Bizarre Conversations
- Crystal Cirilo
- Jan 2
- 4 min read
Justin and I did stay at the hospital most of the day. The next day , I knew that Dad would be dismissed from the hospital so we both went to work. Dad texted and I had left my charger in the hospital room. I told him I would run by and get it. But then he proceeded to text a bizarre string that confused us to the point I was convinced she had his phone and was texting.
It said:
"I was wanting to tell you I know y'all was texting each other and I don't know if it was good or bad but I fill like it kinda hurt me and yall wonder why I don't call yall fills disrespect if yall don't wanna be around her then we will figure something out
Yall got up and walked out when you went to eat and didn't even ask if she or me want something and that hurt too
I understand y'alls point of view but need to figure a way we can all get along"
Instantly, Justin and I were on the phone with one another trying to figure this out. Yes, we were texting but not that much and food was offered to her multiple times and she said no. I offered her the items I had in my bag multiple times. The reason that Justin and I left the room was because Dad said I'm tired, think I'm gonna take a nap and he rolled over (by the way he was not allowed any food but ice chips, so we didn't offer). We tried to quietly leave the room.
My response said that I was sorry he got his feelings hurt and that it wasn't fair because I had offered her food and it had been made clear by her and her son that we weren't welcome in that room.
He texted back that at my niece's birthday party that "she' went home crying because my niece wouldn't hug her and that if it wasn't for her he wouldn't be able to buy some of the gifts or Christmas and that she is treated like a monster and that from now on he would be coming to family events on his own (no heartbreak here).

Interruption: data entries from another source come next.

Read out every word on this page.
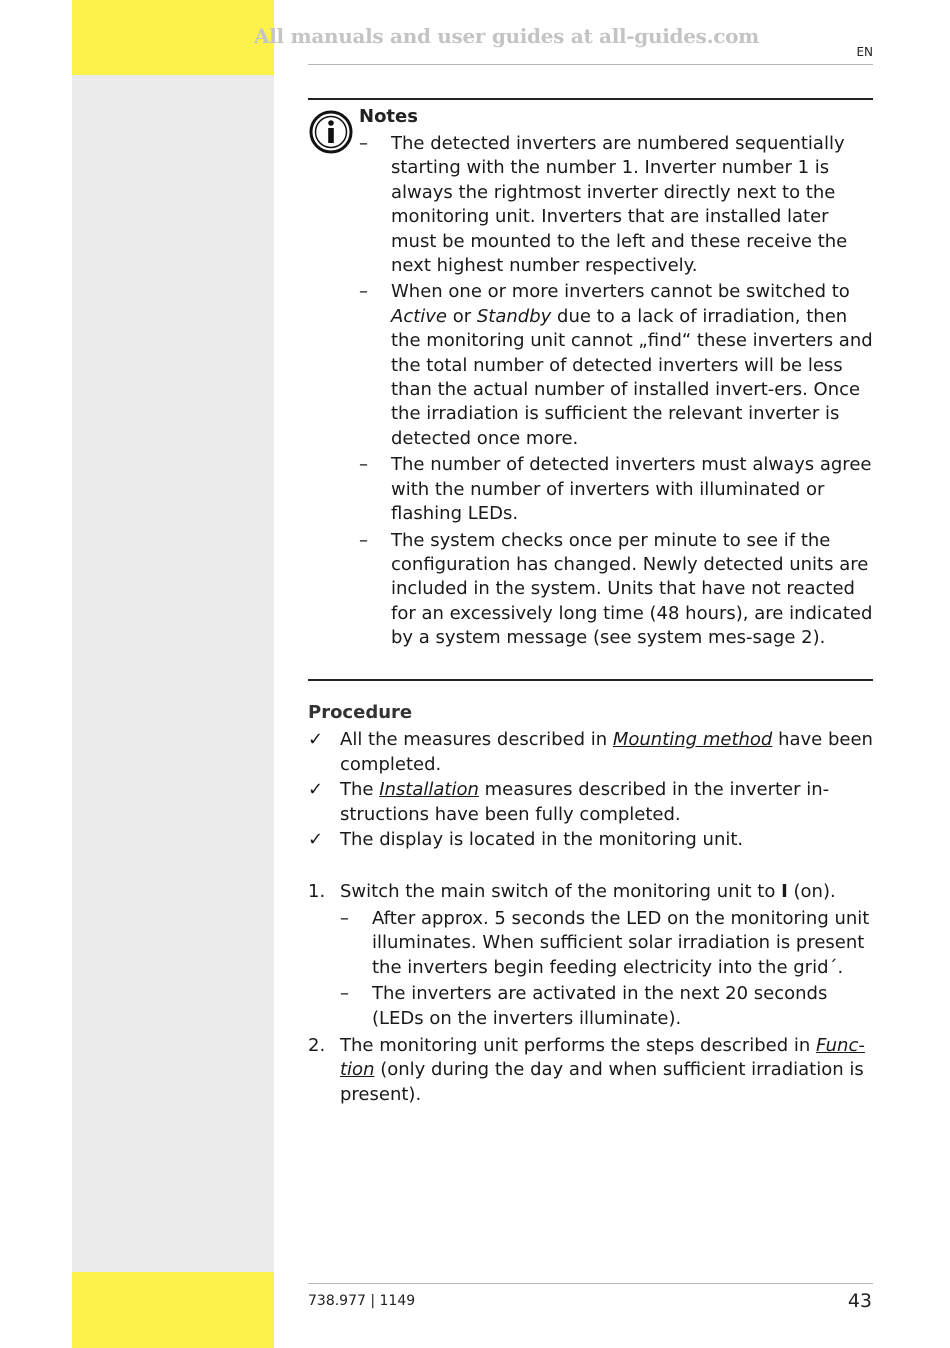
All manuals and user guides at all-guides.com
EN
Notes
– The detected inverters are numbered sequentially starting with the number 1. Inverter number 1 is always the rightmost inverter directly next to the monitoring unit. Inverters that are installed later must be mounted to the left and these receive the next highest number respectively.
– When one or more inverters cannot be switched to Active or Standby due to a lack of irradiation, then the monitoring unit cannot „find“ these inverters and the total number of detected inverters will be less than the actual number of installed invert-ers. Once the irradiation is sufficient the relevant inverter is detected once more.
– The number of detected inverters must always agree with the number of inverters with illuminated or flashing LEDs.
– The system checks once per minute to see if the configuration has changed. Newly detected units are included in the system. Units that have not reacted for an excessively long time (48 hours), are indicated by a system message (see system mes-sage 2).
Procedure
✓ All the measures described in Mounting method have been completed.
✓ The Installation measures described in the inverter in-structions have been fully completed.
✓ The display is located in the monitoring unit.
1. Switch the main switch of the monitoring unit to I (on).
– After approx. 5 seconds the LED on the monitoring unit illuminates. When sufficient solar irradiation is present the inverters begin feeding electricity into the grid´.
– The inverters are activated in the next 20 seconds (LEDs on the inverters illuminate).
2. The monitoring unit performs the steps described in Func-tion (only during the day and when sufficient irradiation is present).
738.977 | 1149	43
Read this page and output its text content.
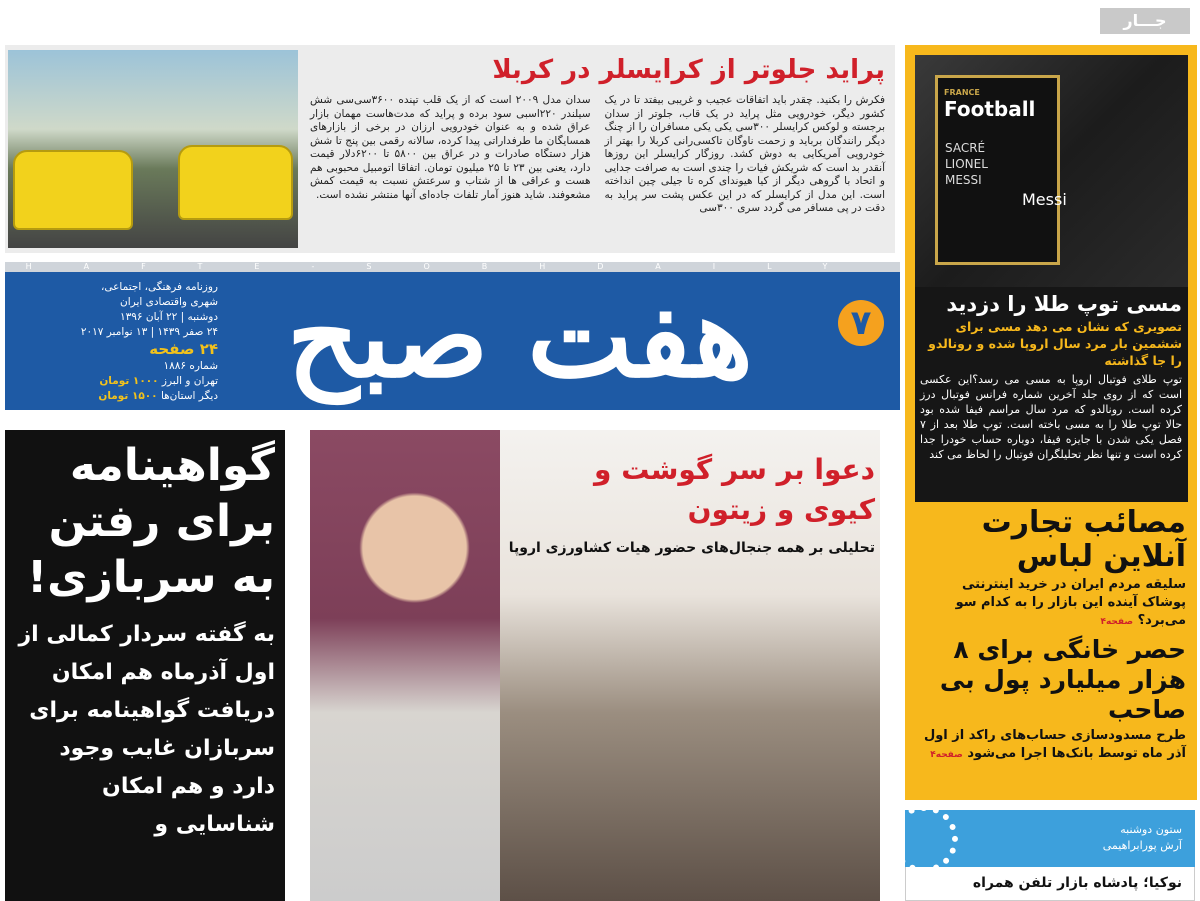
جـــار
پراید جلوتر از کرایسلر در کربلا

فکرش را بکنید. چقدر باید اتفاقات عجیب و غریبی بیفتد تا در یک کشور دیگر، خودرویی مثل پراید در یک قاب، جلوتر از سدان برجسته و لوکس کرایسلر ۳۰۰سی یکی یکی مسافران را از چنگ دیگر رانندگان برباید و زحمت ناوگان تاکسی‌رانی کربلا را بهتر از خودرویی آمریکایی به دوش کشد. روزگار کرایسلر این روزها آنقدر بد است که شریکش فیات را چندی است به صرافت جدایی و اتحاد با گروهی دیگر از کیا هیوندای کره تا جیلی چین انداخته است. این مدل از کرایسلر که در این عکس پشت سر پراید به دقت در پی مسافر می گردد سری ۳۰۰سی

سدان مدل ۲۰۰۹ است که از یک قلب تپنده ۳۶۰۰سی‌سی شش سیلندر ۲۲۰اسبی سود برده و پراید که مدت‌هاست مهمان بازار عراق شده و به عنوان خودرویی ارزان در برخی از بازارهای همسایگان ما طرفداراتی پیدا کرده، سالانه رقمی بین پنج تا شش هزار دستگاه صادرات و در عراق بین ۵۸۰۰ تا ۶۲۰۰دلار قیمت دارد، یعنی بین ۲۳ تا ۲۵ میلیون تومان. اتفاقا اتومبیل محبوبی هم هست و عراقی ها از شتاب و سرعتش نسبت به قیمت کمش مشعوفند. شاید هنوز آمار تلفات جاده‌ای آنها منتشر نشده است.

HAFTE-SOBHDAILY
هفت صبح	۷
روزنامه فرهنگی، اجتماعی،
شهری واقتصادی ایران
دوشنبه | ۲۲ آبان ۱۳۹۶
۲۴ صفر ۱۴۳۹ | ۱۳ نوامبر ۲۰۱۷
۲۴ صفحه
شماره ۱۸۸۶
تهران و البرز ۱۰۰۰ تومان
دیگر استان‌ها ۱۵۰۰ تومان
FRANCE
Football
SACRÉ LIONEL MESSI
Messi
مسی توپ طلا را دزدید
تصویری که نشان می دهد مسی برای ششمین بار مرد سال اروپا شده و رونالدو را جا گذاشته
توپ طلای فوتبال اروپا به مسی می رسد؟این عکسی است که از روی جلد آخرین شماره فرانس فوتبال درز کرده است. رونالدو که مرد سال مراسم فیفا شده بود حالا توپ طلا را به مسی باخته است. توپ طلا بعد از ۷ فصل یکی شدن با جایزه فیفا، دوباره حساب خودرا جدا کرده است و تنها نظر تحلیلگران فوتبال را لحاظ می کند
مصائب تجارت آنلاین لباس
سلیقه مردم ایران در خرید اینترنتی پوشاک آینده این بازار را به کدام سو می‌برد؟ صفحه۴
حصر خانگی برای ۸ هزار میلیارد پول بی صاحب
طرح مسدودسازی حساب‌های راکد از اول آذر ماه توسط بانک‌ها اجرا می‌شود صفحه۴
ستون دوشنبه
آرش پورابراهیمی
نوکیا؛ پادشاه بازار تلفن همراه
گواهینامه برای رفتن به سربازی!
به گفته سردار کمالی از اول آذرماه هم امکان دریافت گواهینامه برای سربازان غایب وجود دارد و هم امکان شناسایی و
دعوا بر سر گوشت و کیوی و زیتون
تحلیلی بر همه جنجال‌های حضور هیات کشاورزی اروپا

Justin replied that we needed to have this conversation in person and not over text and he agreed. I explained that we told him that this wouldn't be easy and that we were trying our best. There are layers to this and it was going to take a while. I said that we definitely made steps to try and be around her and that it would be appreciated if the efforts and kindness that we had made were acknowledged.
After that his conversation went completely back to normal talking about what the Dr. said and chit chatting about an exercise bike he had that he needed to get rid of and taking his camper to get fixed. It was beyond bizarre.
I left work and went to his house to get my charger. He had only been home for 5-10 minutes. I asked him if Justin and I could take him to lunch that following Tuesday to discuss the text messages and he said yeah sure
But again...the oddest 30 minute conversation followed that comment. He was trying to justify the texts but he rambled... a lot. It was very reminiscent of the times that he had been drinking and was headed off of a "buzzed" level to full blown drunk. But I knew he hadn't been drinking or anything because he just go out of the hospital.
He talked around everything you could imagine from no one visits cemeteries anymore so he wants to be cremated, to that he still cares about my mom, to his relationship with his mom and dad, to how he doesn't care about anything and he has no emotions about anything. He commented on a recent family passing and that he didn't care about it (which I know this isn't true), and I honestly can't tell you all the things he talked about. It was disconnected and random. The thing that made my jaw drop was that he said on the way home from the hospital they were looking at land by the lake so he and her could just move away and "not hurt anyone anymore"
I kinda lost it. I said "are you kidding me?" You would move away with her when she is the cause of all the hurt in the first place? You would leave your kids and grandkids to be with her? I sat stunned in silence and he backtracked really quickly.
He stated again that she would just stay away from family events and I said "fine, that's her choice, I don't care."
He still spun the conversation and I was spinning. I couldn't keep up with every topic he covered, but it was so cold and disconnected. I asked him questions to clarify what he was saying and kept him accountable for the dumb things he said. I addressed everything in his texts but it didn't seem to matter.
I just don't seem to understand why he so fiercely defends her. Why what he thinks Justin and I do is held at a different standard than her. EVERYTHING we have done and said is to protect him.
On the way home I called Justin (of course) bawling because I was so concerned at how that conversation just happened and the way he was talking and there was nothing I could do. What is going on? That wasn't my normal Dad that I talked to .
Whatever it takes...... what will it take?